I was reading the proof of Turan's theorem and the author uses the above fact. I do not think that it is obvious and I guess it is true due to maximality. So I have decided to prove it.
Proof: Suppose that $G=(V(G),E(G))$ is a $K_r$-free graph and let $V(G)=\{v_1,\dots,v_n\}$, where $n\geq r+1$. There exists $k,\ell$ such that $v_{k}v_{\ell}\notin E(G)$. Consider the new graph $\widehat{G}=(V(G),E(G)\cup \{v_kv_{\ell}\})$ and we see that $e(\widehat{G})>e(G)$.
I claim that $\widehat{G}$ is a $K_{r+1}$-free graph.

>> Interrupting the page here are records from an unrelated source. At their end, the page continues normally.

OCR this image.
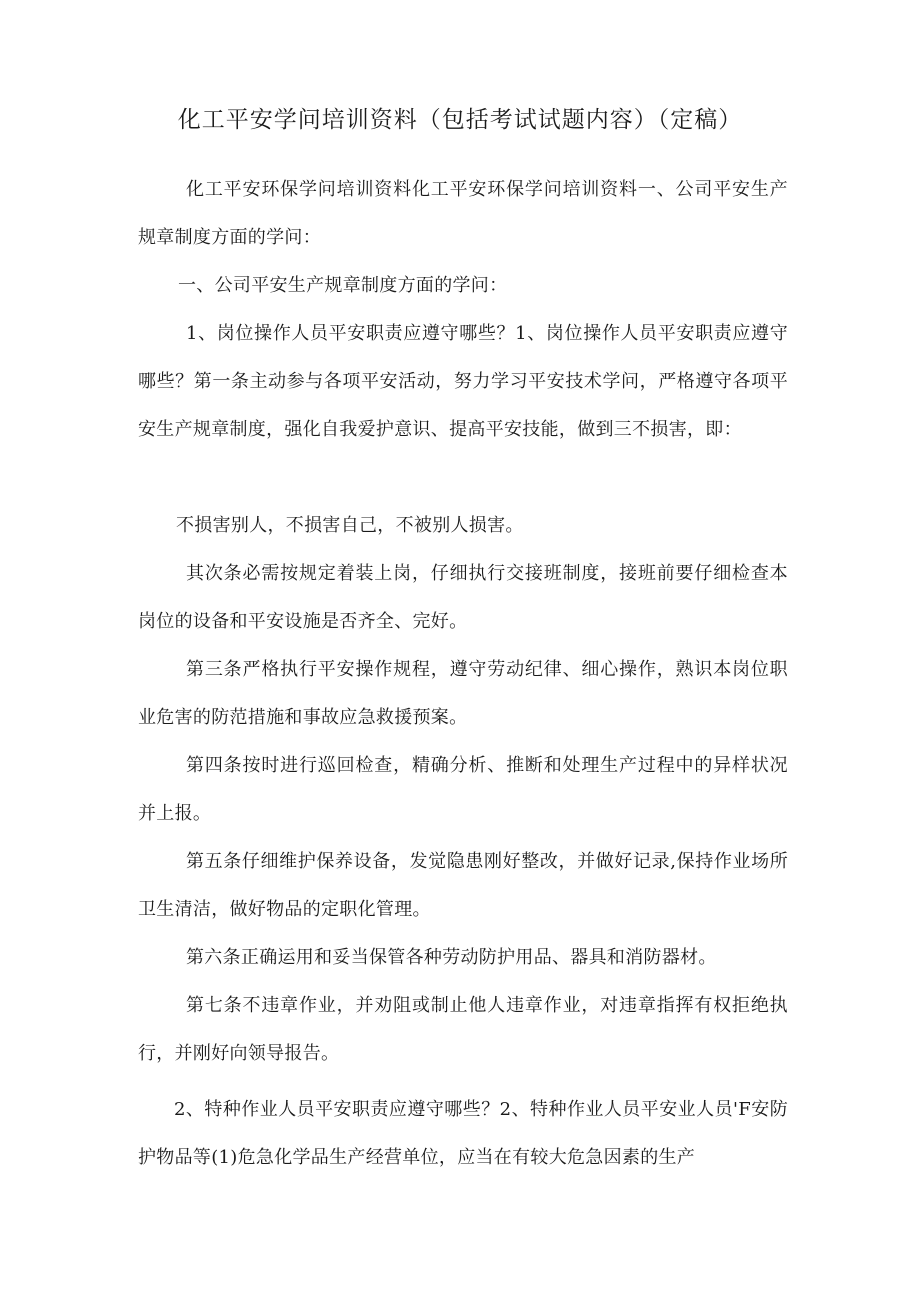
化工平安学问培训资料（包括考试试题内容）（定稿）

化工平安环保学问培训资料化工平安环保学问培训资料一、公司平安生产规章制度方面的学问：

一、公司平安生产规章制度方面的学问：

1、岗位操作人员平安职责应遵守哪些？1、岗位操作人员平安职责应遵守哪些？第一条主动参与各项平安活动，努力学习平安技术学问，严格遵守各项平安生产规章制度，强化自我爱护意识、提高平安技能，做到三不损害，即：

不损害别人，不损害自己，不被别人损害。

其次条必需按规定着装上岗，仔细执行交接班制度，接班前要仔细检查本岗位的设备和平安设施是否齐全、完好。

第三条严格执行平安操作规程，遵守劳动纪律、细心操作，熟识本岗位职业危害的防范措施和事故应急救援预案。

第四条按时进行巡回检查，精确分析、推断和处理生产过程中的异样状况并上报。

第五条仔细维护保养设备，发觉隐患刚好整改，并做好记录,保持作业场所卫生清洁，做好物品的定职化管理。

第六条正确运用和妥当保管各种劳动防护用品、器具和消防器材。

第七条不违章作业，并劝阻或制止他人违章作业，对违章指挥有权拒绝执行，并刚好向领导报告。

2、特种作业人员平安职责应遵守哪些？2、特种作业人员平安业人员'F安防护物品等(1)危急化学品生产经营单位，应当在有较大危急因素的生产
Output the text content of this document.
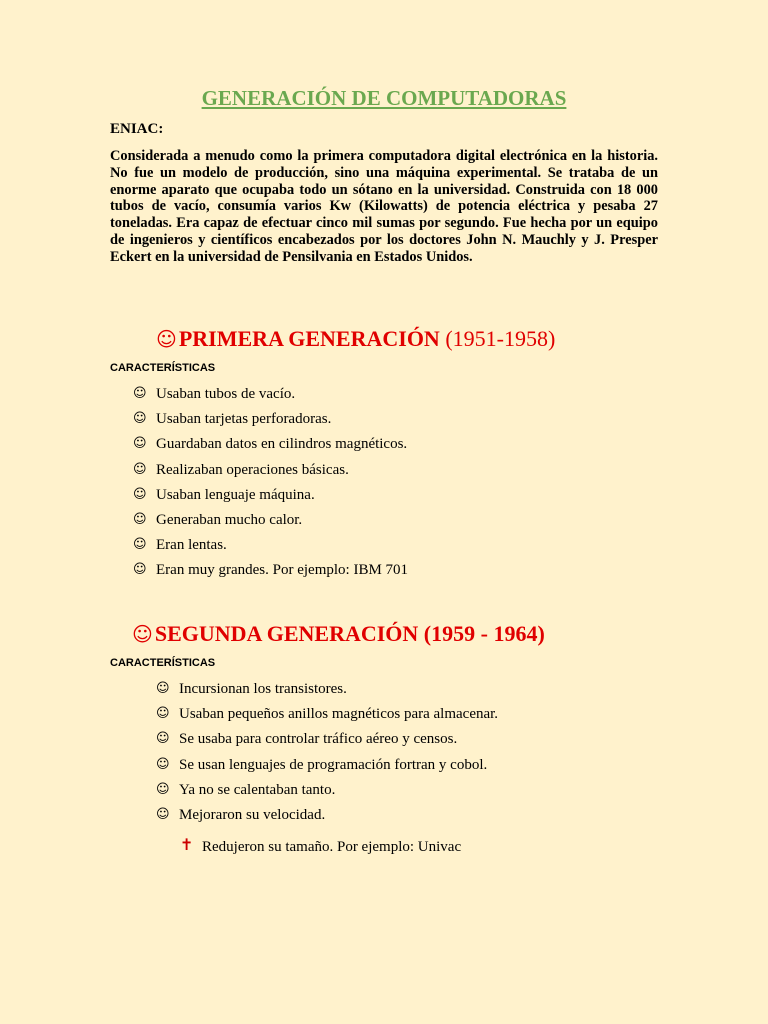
GENERACIÓN DE COMPUTADORAS

ENIAC:

Considerada a menudo como la primera computadora digital electrónica en la historia. No fue un modelo de producción, sino una máquina experimental. Se trataba de un enorme aparato que ocupaba todo un sótano en la universidad. Construida con 18 000 tubos de vacío, consumía varios Kw (Kilowatts) de potencia eléctrica y pesaba 27 toneladas. Era capaz de efectuar cinco mil sumas por segundo. Fue hecha por un equipo de ingenieros y científicos encabezados por los doctores John N. Mauchly y J. Presper Eckert en la universidad de Pensilvania en Estados Unidos.

☺PRIMERA GENERACIÓN (1951-1958)

CARACTERÍSTICAS

☺ Usaban tubos de vacío.
☺ Usaban tarjetas perforadoras.
☺ Guardaban datos en cilindros magnéticos.
☺ Realizaban operaciones básicas.
☺ Usaban lenguaje máquina.
☺ Generaban mucho calor.
☺ Eran lentas.
☺ Eran muy grandes. Por ejemplo: IBM 701
☺SEGUNDA GENERACIÓN (1959 - 1964)

CARACTERÍSTICAS

☺ Incursionan los transistores.
☺ Usaban pequeños anillos magnéticos para almacenar.
☺ Se usaba para controlar tráfico aéreo y censos.
☺ Se usan lenguajes de programación fortran y cobol.
☺ Ya no se calentaban tanto.
☺ Mejoraron su velocidad.

✝ Redujeron su tamaño. Por ejemplo: Univac
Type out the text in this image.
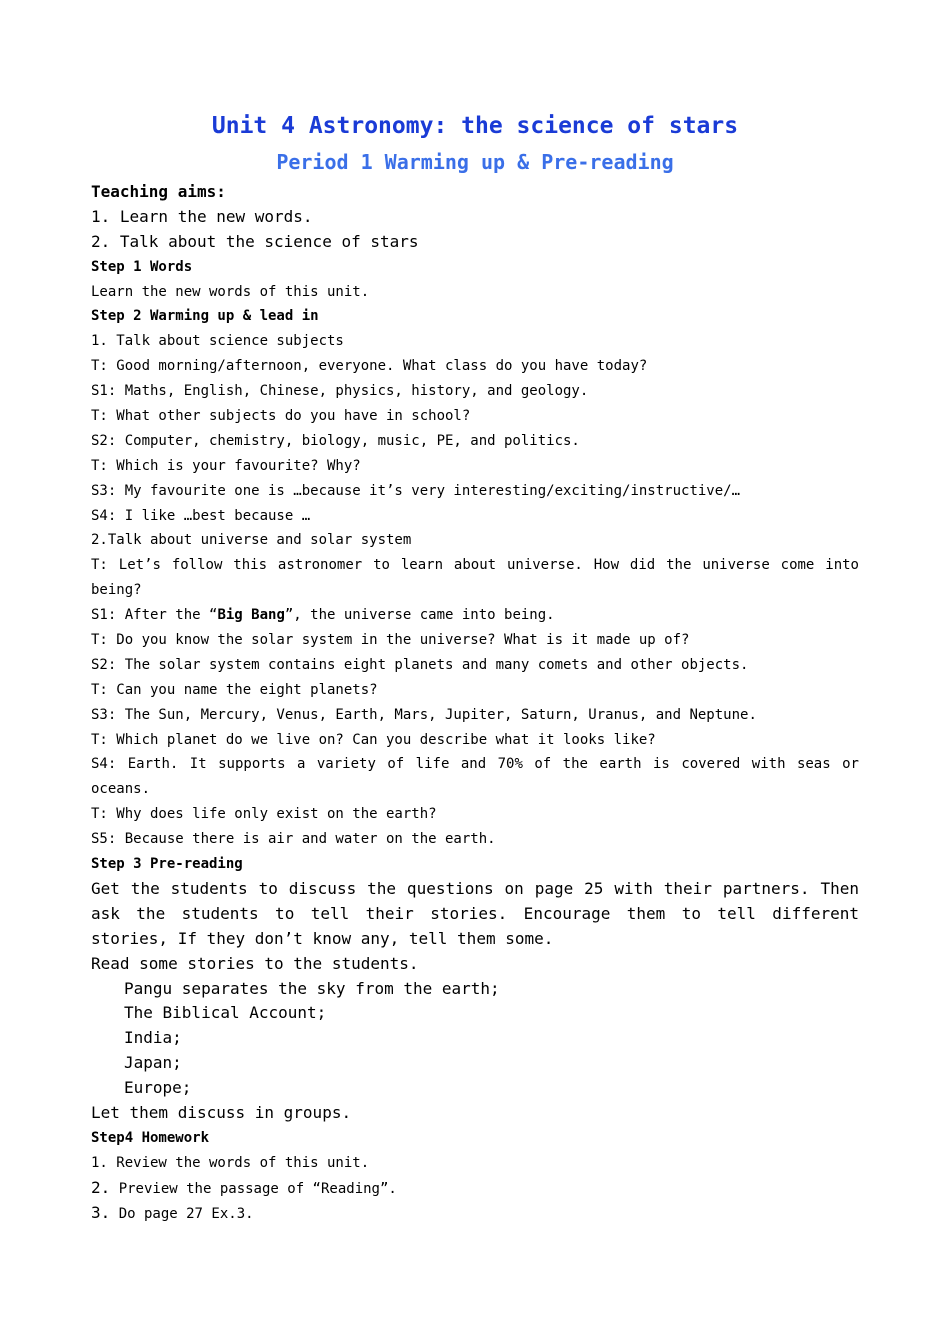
Unit 4 Astronomy: the science of stars
Period 1 Warming up & Pre-reading
Teaching aims:
1. Learn the new words.
2. Talk about the science of stars
Step 1 Words
Learn the new words of this unit.
Step 2 Warming up & lead in
1. Talk about science subjects
T: Good morning/afternoon, everyone. What class do you have today?
S1: Maths, English, Chinese, physics, history, and geology.
T: What other subjects do you have in school?
S2: Computer, chemistry, biology, music, PE, and politics.
T: Which is your favourite? Why?
S3: My favourite one is …because it’s very interesting/exciting/instructive/…
S4: I like …best because …
2.Talk about universe and solar system
T: Let’s follow this astronomer to learn about universe. How did the universe come into
being?
S1: After the “Big Bang”, the universe came into being.
T: Do you know the solar system in the universe? What is it made up of?
S2: The solar system contains eight planets and many comets and other objects.
T: Can you name the eight planets?
S3: The Sun, Mercury, Venus, Earth, Mars, Jupiter, Saturn, Uranus, and Neptune.
T: Which planet do we live on? Can you describe what it looks like?
S4: Earth. It supports a variety of life and 70% of the earth is covered with seas or
oceans.
T: Why does life only exist on the earth?
S5: Because there is air and water on the earth.
Step 3 Pre-reading
Get the students to discuss the questions on page 25 with their partners. Then
ask the students to tell their stories. Encourage them to tell different
stories, If they don’t know any, tell them some.
Read some stories to the students.
Pangu separates the sky from the earth;
The Biblical Account;
India;
Japan;
Europe;
Let them discuss in groups.
Step4 Homework
1. Review the words of this unit.
2. Preview the passage of “Reading”.
3. Do page 27 Ex.3.
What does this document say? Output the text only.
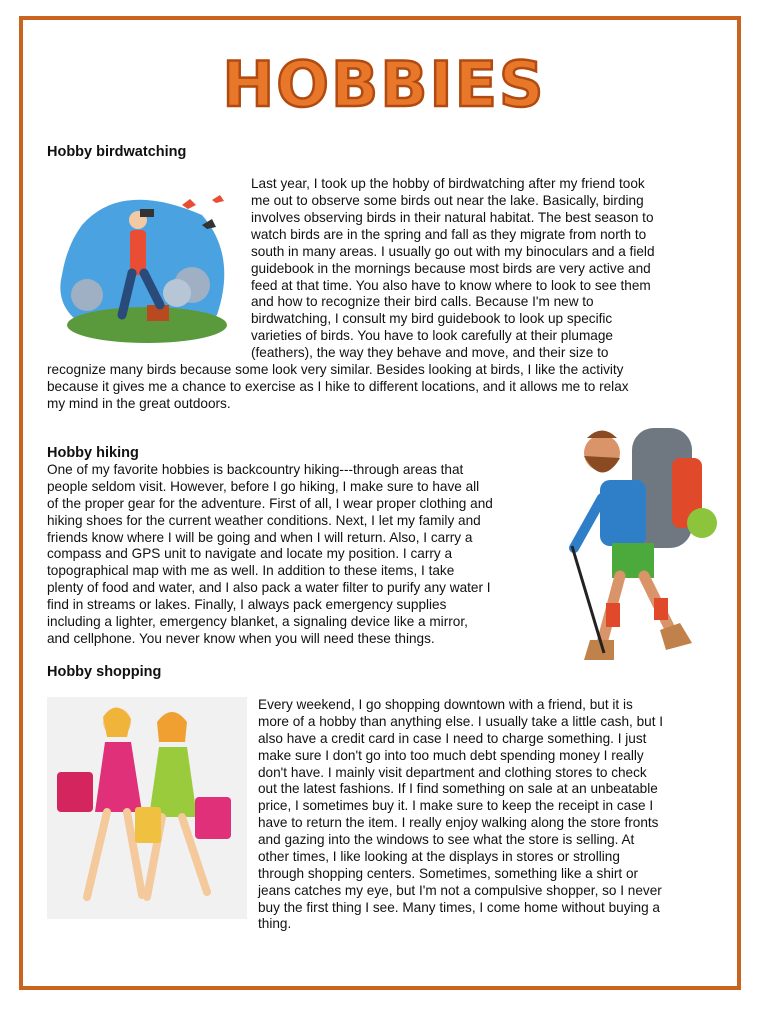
HOBBIES
Hobby birdwatching
Last year, I took up the hobby of birdwatching after my friend took
me out to observe some birds out near the lake. Basically, birding
involves observing birds in their natural habitat. The best season to
watch birds are in the spring and fall as they migrate from north to
south in many areas. I usually go out with my binoculars and a field
guidebook in the mornings because most birds are very active and
feed at that time. You also have to know where to look to see them
and how to recognize their bird calls. Because I'm new to
birdwatching, I consult my bird guidebook to look up specific
varieties of birds. You have to look carefully at their plumage
(feathers), the way they behave and move, and their size to
recognize many birds because some look very similar. Besides looking at birds, I like the activity
because it gives me a chance to exercise as I hike to different locations, and it allows me to relax
my mind in the great outdoors.
Hobby hiking
One of my favorite hobbies is backcountry hiking---through areas that
people seldom visit. However, before I go hiking, I make sure to have all
of the proper gear for the adventure. First of all, I wear proper clothing and
hiking shoes for the current weather conditions. Next, I let my family and
friends know where I will be going and when I will return. Also, I carry a
compass and GPS unit to navigate and locate my position. I carry a
topographical map with me as well. In addition to these items, I take
plenty of food and water, and I also pack a water filter to purify any water I
find in streams or lakes. Finally, I always pack emergency supplies
including a lighter, emergency blanket, a signaling device like a mirror,
and cellphone. You never know when you will need these things.
Hobby shopping
Every weekend, I go shopping downtown with a friend, but it is
more of a hobby than anything else. I usually take a little cash, but I
also have a credit card in case I need to charge something. I just
make sure I don't go into too much debt spending money I really
don't have. I mainly visit department and clothing stores to check
out the latest fashions. If I find something on sale at an unbeatable
price, I sometimes buy it. I make sure to keep the receipt in case I
have to return the item. I really enjoy walking along the store fronts
and gazing into the windows to see what the store is selling. At
other times, I like looking at the displays in stores or strolling
through shopping centers. Sometimes, something like a shirt or
jeans catches my eye, but I'm not a compulsive shopper, so I never
buy the first thing I see. Many times, I come home without buying a
thing.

If this is not true, then $\{v_{i_1},\dots,v_{i_{r+1}}\}$ is a clique of size $r+1$ in $\widehat{G}$ for some $1\leq i_1<\dots<i_r\leq n$. But it is not a clique in $G$, then $\exists i,j$ such that $v_iv_j\notin E(G)$. It immediately implies that $v_iv_j=v_{k}v_{\ell}$. Consider $\{v_{i_1},\dots,v_{i_{r+1}}\}\setminus \{v_k\}$ and it is a clique of size $r$ in $\widehat{G}$ but not in $G$. Hence $\exists \alpha,\beta\neq k$ such that $v_{\alpha}v_{\beta}=v_{k}v_{\ell}$. Hence $(k=\alpha)\lor (k=\beta)$ which is a contradiction.
Therefore, we were able to construct the new graph $\widehat{G}$ which is $K_{r+1}$-free such that it has more edges than $G$.
I was wondering is there a more intuitive explanation\proof of this fact?
As requested, expanding my comment to an answer:
Let $G$ be a maximal $K_{r + 1}$-free graph on $V$, meaning that $G \cup e$ contains $K_{r + 1}$ for every potential edge not already in $G$. (The maximum graphs you're after are all of this form, since otherwise you could add an edge, but there are more maximal ones that are not maximum.) Let's add a single edge to $G$, producing the graph $G \cup e$ that contains $K_{r + 1}$. Now consider that $K_{r + 1}$-subgraph. All but one of its edges belongs to $G$ (the exception is $e$). But $K_{r + 1} - e$ contains a $K_r$ subgraph. Therefore $G$ contains a $K_r$ subgraph.